Now, I'm not saying that I'm a perfect person, because I'm far from that. But you don't walk into someone's house to do what we are hired to do, and start rifling through their "stuff", that's WRONG! I don't think she's doing this to steal, I just think that she is curious as to what kinds of "things" people who live like this have. I mean, I am awestruck sometimes at the beauty of the home and all of the neat things I come across while I'm cleaning, but I don't go out of my way to see what they have.
I sat down with my boss on Thursday night and talked to him about this. He suggested that I try to talk to my co worker about this and explain to them that we simply can't be doing this, and I agreed that it would be a good idea. He then gave me our paychecks and said "You can call her and tell her you have her pay, that will give you a reason to have to see her". Friday morning I called her to tell her I had her check and asked her to give me a call and let me know when she'd be home. I called 3 more times through out the day, each time leaving a message on her machine. Finally, last night about 7 p.m., she called. She asked if I would be home and I said yes, and she said she'd stop over and pick up her check (she lives about mile down the road from here). My thought was "kewl, when she comes I can offer her a pop and we can sit down and talk. But that never happened because she came down with a group of girls in her car who were quite rude and very obviously drunk. When I tried to ask my co worker where she was going, someone in the back seat said "Just give her her damn check bitch". So I gave her her check and walked away.
My boss says it's up to me what happens with this girl. He says if I don't feel comfortable with her going into the occupied homes I can simply only call her to work when we're going into the empty apartments. He also said that if I feel like she's not working out, I can also fire her. Her work is "OK", not as good as I wish it would be, she cleans around things rather than moving them and cleaning under them, and I see where she rushes to get something cleaned quicker, rather than taking your time so it's done right.

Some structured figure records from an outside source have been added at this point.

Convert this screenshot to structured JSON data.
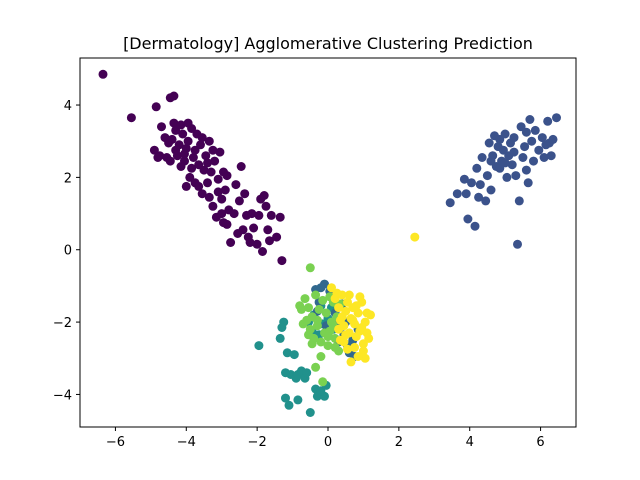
{
  "chart_data": {
    "type": "scatter",
    "title": "[Dermatology] Agglomerative Clustering Prediction",
    "xlabel": "",
    "ylabel": "",
    "xlim": [
      -7.0,
      7.0
    ],
    "ylim": [
      -4.9,
      5.3
    ],
    "xticks": [
      -6,
      -4,
      -2,
      0,
      2,
      4,
      6
    ],
    "yticks": [
      -4,
      -2,
      0,
      2,
      4
    ],
    "xtick_labels": [
      "−6",
      "−4",
      "−2",
      "0",
      "2",
      "4",
      "6"
    ],
    "ytick_labels": [
      "−4",
      "−2",
      "0",
      "2",
      "4"
    ],
    "grid": false,
    "legend": false,
    "series": [
      {
        "color": "#440154",
        "points": [
          [
            -6.35,
            4.85
          ],
          [
            -5.55,
            3.65
          ],
          [
            -4.9,
            2.75
          ],
          [
            -4.85,
            3.95
          ],
          [
            -4.75,
            2.6
          ],
          [
            -4.6,
            3.1
          ],
          [
            -4.5,
            2.95
          ],
          [
            -4.45,
            4.2
          ],
          [
            -4.35,
            4.25
          ],
          [
            -4.35,
            3.5
          ],
          [
            -4.3,
            3.3
          ],
          [
            -4.25,
            2.6
          ],
          [
            -4.2,
            2.9
          ],
          [
            -4.15,
            3.45
          ],
          [
            -4.1,
            3.2
          ],
          [
            -4.05,
            2.45
          ],
          [
            -4.0,
            2.8
          ],
          [
            -3.95,
            3.0
          ],
          [
            -3.9,
            2.0
          ],
          [
            -3.85,
            3.35
          ],
          [
            -3.8,
            2.55
          ],
          [
            -3.75,
            2.75
          ],
          [
            -3.7,
            3.2
          ],
          [
            -3.65,
            2.35
          ],
          [
            -3.6,
            2.9
          ],
          [
            -3.55,
            1.55
          ],
          [
            -3.5,
            2.2
          ],
          [
            -3.45,
            2.6
          ],
          [
            -3.4,
            1.85
          ],
          [
            -3.35,
            3.0
          ],
          [
            -3.3,
            2.15
          ],
          [
            -3.25,
            1.2
          ],
          [
            -3.2,
            2.45
          ],
          [
            -3.15,
            0.9
          ],
          [
            -3.1,
            1.95
          ],
          [
            -3.05,
            2.7
          ],
          [
            -3.0,
            1.4
          ],
          [
            -2.95,
            0.75
          ],
          [
            -2.9,
            1.65
          ],
          [
            -2.85,
            2.05
          ],
          [
            -2.8,
            1.1
          ],
          [
            -2.75,
            0.2
          ],
          [
            -2.6,
            1.8
          ],
          [
            -2.5,
            1.35
          ],
          [
            -2.45,
            2.3
          ],
          [
            -2.4,
            0.55
          ],
          [
            -2.3,
            0.95
          ],
          [
            -2.25,
            0.35
          ],
          [
            -2.15,
            1.0
          ],
          [
            -2.0,
            0.15
          ],
          [
            -1.95,
            0.95
          ],
          [
            -1.85,
            -0.05
          ],
          [
            -1.8,
            1.5
          ],
          [
            -1.75,
            1.2
          ],
          [
            -1.7,
            0.55
          ],
          [
            -1.65,
            0.25
          ],
          [
            -1.6,
            0.95
          ],
          [
            -1.45,
            0.35
          ],
          [
            -1.35,
            0.9
          ],
          [
            -1.3,
            -0.3
          ],
          [
            -4.8,
            2.55
          ],
          [
            -4.7,
            3.4
          ],
          [
            -4.55,
            2.55
          ],
          [
            -4.4,
            3.05
          ],
          [
            -4.15,
            2.3
          ],
          [
            -4.05,
            2.65
          ],
          [
            -3.95,
            3.5
          ],
          [
            -3.75,
            1.85
          ],
          [
            -3.55,
            3.1
          ],
          [
            -3.4,
            2.4
          ],
          [
            -3.25,
            2.75
          ],
          [
            -3.1,
            1.6
          ],
          [
            -2.95,
            2.15
          ],
          [
            -2.65,
            1.0
          ],
          [
            -2.35,
            1.55
          ],
          [
            -2.1,
            0.6
          ],
          [
            -1.9,
            1.4
          ],
          [
            -2.55,
            0.45
          ],
          [
            -4.3,
            2.75
          ],
          [
            -3.85,
            2.25
          ],
          [
            -3.65,
            1.75
          ],
          [
            -3.35,
            1.45
          ],
          [
            -4.0,
            1.75
          ],
          [
            -4.45,
            2.45
          ],
          [
            -3.0,
            1.0
          ],
          [
            -2.85,
            0.7
          ],
          [
            -2.2,
            0.2
          ]
        ]
      },
      {
        "color": "#3b528b",
        "points": [
          [
            3.45,
            1.3
          ],
          [
            3.65,
            1.55
          ],
          [
            3.85,
            1.95
          ],
          [
            3.9,
            1.55
          ],
          [
            3.95,
            0.85
          ],
          [
            4.05,
            1.85
          ],
          [
            4.15,
            0.65
          ],
          [
            4.2,
            2.25
          ],
          [
            4.25,
            1.45
          ],
          [
            4.3,
            1.8
          ],
          [
            4.35,
            2.55
          ],
          [
            4.45,
            1.35
          ],
          [
            4.5,
            2.05
          ],
          [
            4.55,
            2.95
          ],
          [
            4.6,
            1.65
          ],
          [
            4.65,
            2.6
          ],
          [
            4.7,
            3.15
          ],
          [
            4.75,
            2.3
          ],
          [
            4.8,
            2.85
          ],
          [
            4.85,
            3.05
          ],
          [
            4.9,
            2.45
          ],
          [
            4.95,
            2.75
          ],
          [
            5.0,
            3.2
          ],
          [
            5.05,
            2.0
          ],
          [
            5.1,
            2.6
          ],
          [
            5.15,
            2.95
          ],
          [
            5.2,
            2.35
          ],
          [
            5.25,
            3.1
          ],
          [
            5.3,
            2.05
          ],
          [
            5.35,
            0.15
          ],
          [
            5.4,
            1.35
          ],
          [
            5.45,
            3.4
          ],
          [
            5.5,
            2.55
          ],
          [
            5.55,
            2.85
          ],
          [
            5.6,
            3.25
          ],
          [
            5.65,
            1.85
          ],
          [
            5.7,
            3.6
          ],
          [
            5.75,
            3.0
          ],
          [
            5.8,
            2.45
          ],
          [
            5.85,
            3.3
          ],
          [
            5.95,
            2.75
          ],
          [
            6.05,
            3.1
          ],
          [
            6.1,
            2.55
          ],
          [
            6.2,
            3.55
          ],
          [
            6.25,
            2.95
          ],
          [
            6.3,
            2.6
          ],
          [
            6.35,
            3.05
          ],
          [
            6.45,
            3.65
          ],
          [
            4.85,
            2.25
          ],
          [
            5.25,
            2.7
          ],
          [
            5.6,
            2.2
          ],
          [
            4.6,
            2.45
          ],
          [
            6.15,
            2.9
          ],
          [
            5.0,
            2.4
          ]
        ]
      },
      {
        "color": "#21918c",
        "points": [
          [
            -1.25,
            -2.0
          ],
          [
            -1.3,
            -2.15
          ],
          [
            -1.35,
            -2.45
          ],
          [
            -1.15,
            -2.85
          ],
          [
            -1.05,
            -3.45
          ],
          [
            -0.95,
            -2.9
          ],
          [
            -0.9,
            -3.55
          ],
          [
            -1.2,
            -3.4
          ],
          [
            -0.85,
            -3.45
          ],
          [
            -0.75,
            -3.35
          ],
          [
            -0.65,
            -3.55
          ],
          [
            -0.6,
            -3.4
          ],
          [
            -1.1,
            -4.3
          ],
          [
            -1.2,
            -4.1
          ],
          [
            -0.85,
            -4.15
          ],
          [
            -0.5,
            -4.5
          ],
          [
            -0.35,
            -3.85
          ],
          [
            -0.3,
            -4.05
          ],
          [
            -0.1,
            -4.05
          ],
          [
            -0.2,
            -3.9
          ],
          [
            -0.55,
            -2.0
          ],
          [
            -0.4,
            -1.8
          ],
          [
            -0.2,
            -1.55
          ],
          [
            -0.15,
            -2.05
          ],
          [
            0.0,
            -1.9
          ],
          [
            0.15,
            -2.2
          ],
          [
            0.1,
            -1.6
          ],
          [
            -1.95,
            -2.65
          ],
          [
            -0.05,
            -3.75
          ],
          [
            -0.45,
            -2.25
          ],
          [
            -0.25,
            -2.35
          ]
        ]
      },
      {
        "color": "#31688e",
        "points": [
          [
            -0.35,
            -1.1
          ],
          [
            -0.25,
            -1.45
          ],
          [
            -0.2,
            -1.05
          ],
          [
            -0.1,
            -0.95
          ],
          [
            -0.3,
            -1.7
          ],
          [
            0.05,
            -1.15
          ],
          [
            0.2,
            -1.75
          ],
          [
            0.25,
            -2.05
          ],
          [
            0.3,
            -2.55
          ],
          [
            0.45,
            -2.35
          ],
          [
            0.55,
            -2.65
          ],
          [
            0.6,
            -2.85
          ],
          [
            0.75,
            -2.95
          ],
          [
            0.7,
            -2.5
          ],
          [
            0.85,
            -2.2
          ],
          [
            0.4,
            -1.5
          ],
          [
            0.5,
            -2.0
          ],
          [
            -0.05,
            -2.1
          ]
        ]
      },
      {
        "color": "#7ad151",
        "points": [
          [
            -0.5,
            -0.5
          ],
          [
            -0.75,
            -1.65
          ],
          [
            -0.7,
            -2.05
          ],
          [
            -0.65,
            -1.35
          ],
          [
            -0.55,
            -1.6
          ],
          [
            -0.5,
            -2.2
          ],
          [
            -0.45,
            -1.85
          ],
          [
            -0.4,
            -2.45
          ],
          [
            -0.35,
            -1.25
          ],
          [
            -0.3,
            -2.1
          ],
          [
            -0.25,
            -1.65
          ],
          [
            -0.2,
            -2.55
          ],
          [
            -0.15,
            -1.4
          ],
          [
            -0.1,
            -2.3
          ],
          [
            -0.05,
            -1.75
          ],
          [
            0.0,
            -2.65
          ],
          [
            0.05,
            -1.3
          ],
          [
            0.1,
            -2.0
          ],
          [
            0.15,
            -1.45
          ],
          [
            0.2,
            -2.45
          ],
          [
            0.25,
            -1.85
          ],
          [
            0.3,
            -2.8
          ],
          [
            0.35,
            -1.5
          ],
          [
            -0.35,
            -3.25
          ],
          [
            -0.15,
            -3.65
          ],
          [
            -0.2,
            -2.95
          ],
          [
            -0.45,
            -2.6
          ],
          [
            -0.55,
            -2.35
          ],
          [
            0.05,
            -2.25
          ],
          [
            0.15,
            -2.1
          ],
          [
            -0.6,
            -1.95
          ],
          [
            -0.8,
            -1.55
          ],
          [
            0.0,
            -2.4
          ],
          [
            0.2,
            -2.7
          ],
          [
            -0.3,
            -1.95
          ]
        ]
      },
      {
        "color": "#fde725",
        "points": [
          [
            2.45,
            0.35
          ],
          [
            0.1,
            -1.05
          ],
          [
            0.2,
            -1.35
          ],
          [
            0.3,
            -1.6
          ],
          [
            0.35,
            -1.95
          ],
          [
            0.4,
            -1.25
          ],
          [
            0.45,
            -2.1
          ],
          [
            0.5,
            -1.7
          ],
          [
            0.55,
            -1.45
          ],
          [
            0.6,
            -2.3
          ],
          [
            0.65,
            -1.9
          ],
          [
            0.7,
            -1.6
          ],
          [
            0.75,
            -2.05
          ],
          [
            0.8,
            -2.4
          ],
          [
            0.85,
            -1.75
          ],
          [
            0.9,
            -2.25
          ],
          [
            0.95,
            -1.45
          ],
          [
            1.0,
            -2.6
          ],
          [
            1.05,
            -2.0
          ],
          [
            1.1,
            -1.75
          ],
          [
            1.15,
            -2.45
          ],
          [
            1.2,
            -1.8
          ],
          [
            1.05,
            -3.0
          ],
          [
            0.55,
            -2.75
          ],
          [
            0.65,
            -3.1
          ],
          [
            0.45,
            -2.55
          ],
          [
            0.75,
            -2.7
          ],
          [
            0.9,
            -1.3
          ],
          [
            1.0,
            -2.8
          ],
          [
            0.35,
            -2.5
          ],
          [
            0.6,
            -1.25
          ],
          [
            0.85,
            -2.95
          ],
          [
            0.25,
            -1.2
          ],
          [
            0.5,
            -2.35
          ],
          [
            0.7,
            -1.95
          ],
          [
            0.95,
            -2.15
          ],
          [
            0.4,
            -1.85
          ],
          [
            0.8,
            -1.55
          ],
          [
            1.1,
            -2.3
          ],
          [
            0.3,
            -2.2
          ]
        ]
      }
    ]
  }
}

I'm not sure what I'm going to do at this point. I know that I tend to be a bitch myself, and I know for a fact that I am anal about how things are done, especially when it comes to work. I know that it bothers me what she's doing in the occupied home we clean, because I feel it is a personal reflection on me. I just need some time to think about it. I've never been in a position before to decide whether or not someone gets to keep their job. It's a huge decision, and I'm just not ready to make it yet without some substantial proof of what I'm seeing.
Other than that, everything is "ok". Things could be better, and they could be worse. Ric and I are kind of "nipping" at each other today, but that's a whole different story!
Hope everyone's having a great weekend. Tomorrow is footbal!!